Matilde acabó su tarea. Ahora limpia un cajón. Después, otro.
Van llegando las empleadas. Se acercan al mostrador abotonándose los uniformes y alisándose los cabellos con las manos.
—Hola, Antonia.
—Buenos días, Antonia. Miradas curiosas a la «nueva».
—Oye, Antonia: ahora los he visto. ¡Qué poca vergüenza! Han venido juntos en el Metro y al llegar a la Ópera se han separado. Ella viene por un lado y él por otro. Verás… ¿No te dije?, ahí está. Fíjate.
Entra una mujer alta y delgada. Al verla, las muchachas disuelven el corro.
—Buenos días.
—Hola, buenos días.
—¿Ésta es la nueva?
—Sí. Me trajo una tarjeta de don Fermín…
—Está bien.
Se aleja despacio, a cambiarse de ropa.
Antonia le dice a Matilde:
—Es la encargada.
—Creí que la encargada era usted.
—¡Uy! Ojalá fuese Antoñina la encargada, ¿verdá, Trini?
—¡Ya lo creo!
Al acabar el trabajo, a Matilde le duelen los hombros. Después hay que desempolvar los frascos de los caramelos y los escaparates, y, por último, colocar los pasteles en las bandejas, retirando antes los averiados del día anterior, y establecer pequeñas pirámides de bollos sobre anchas bandejas de madera, cuidando mucho de poner sobre los frescos los «viejos», para venderlos primero, y llenar los vanos en las bandejitas de los bombones.
Hecho lo cual, ya no habría que hacer otra cosa que esperar la llegada de los clientes. Pero el ojo de la encargada —vigía y capitán al propio tiempo— no deja de atisbar desde el mostrador de enfrente cada acto, cada gesto de las empleadas. Aun cuando la limpieza ordinaria se haya efectuado, la «buena dependienta» nunca debe permanecer ociosa. «Aunque parezca que todo está hecho, siempre queda algo por hacer» y «el papel cortado nunca está de más».
Matilde aprende a cortar el papel en línea recta, con un cuchillo de borde obtuso —el papel se corta en cuatro tamaños distintos—. Y aprende a empaquetar y a hacer el nudo corredizo —de ahogado— alrededor de los paquetes; ese difícil nudo, cuya perfección acredita la pericia de la «buena dependienta».

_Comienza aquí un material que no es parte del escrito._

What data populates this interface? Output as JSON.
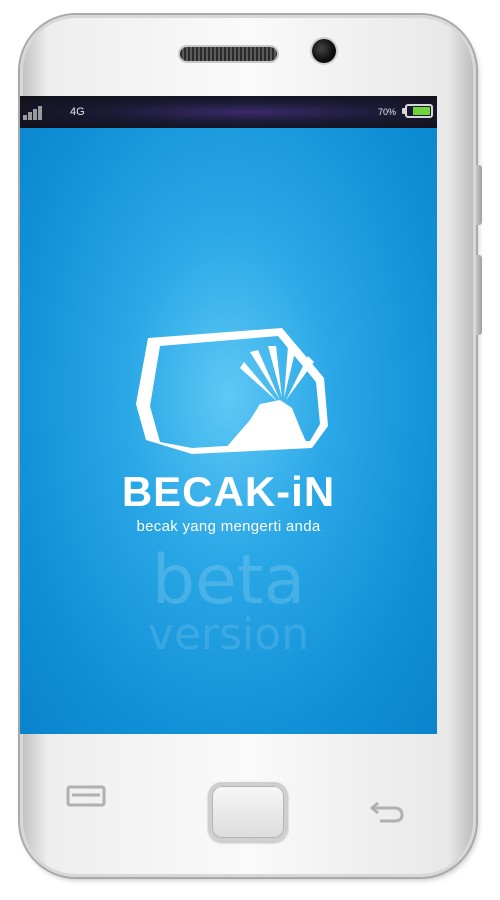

Detrás del mostrador de la pastelería hay una banqueta para descanso de las empleadas; pero no es prudente ocuparla demasiado tiempo o repetidas veces: la encargada vigila desde el mostrador de enfrente, tiesa detrás de la caja registradora. El local es «de lo más selecto de Madrid» y exige de sus empleados la máxima corrección. El comedimiento y aire distinguido de sus dependientes acreditan un establecimiento tanto como la pureza de sus productos. Las muchachas han de ir y venir detrás del mostrador, erguidas y sonrientes. «¿Qué desea la señora?». Ni una broma con los camareros, ni una frase de mal gusto. «Esta es una casa distinguida». Esto de la distinción lo ha oído Matilde muchas veces, en boca de la encargada, durante las tres horas que lleva actuando en el salón. De las cuales ha sacado una consecuencia: «El cliente siempre tiene razón». Y otra: «Al cliente hay que sonreírle siempre y engañarle cuando haya ocasión». Y esto, sólo en lo relativo al público. Que es de lo más heterogéneo. El público da color y marca cada hora del establecimiento. Al principio se multiplican en él las sirvientas, con sus cestas de hule; la modista, la mecanógrafa, el empleado, que adquieren su bollo de hojaldre; más tarde, el mozo de almacén, el botones, el continental. («Oiga, un pastel»). Luego, la vieja repintada y sus niñas cursis, las beatas, al regreso de la iglesia; la dueña de la pensión modesta, que hace su pedido de tartas de las más económicas; la dueña de casa, que adquiere sus flanes o su nata. A la tarde, después del frugal almuerzo —Ópera-Cuatro Caminos, Cuatro Caminos-Ópera—, una hora de calma, que se aprovecha para pasarle un paño a los mostradores, a las vitrinas, etc., y de nuevo el desfile: las parejas de novios que comen un pastelillo en pie, mirándose a la cara; los grupos de muchachas que eligen alocadamente sus pastelillos, de pescado o ternera; los jóvenes que devoran el dulce con grosería, que ellos titulan «naturalismo»; los que, por el contrario, se violentan por demostrar su distinción y acaban, invariablemente, obscureciendo su americana con una lágrima de chocolate o de grosella. Y queda todavía el señor jubilado, que se toma su merienda y se va lentamente siempre por el mismo camino; y la cliente que hizo su encargo por teléfono, y el funcionario que adquiere el postre de la noche.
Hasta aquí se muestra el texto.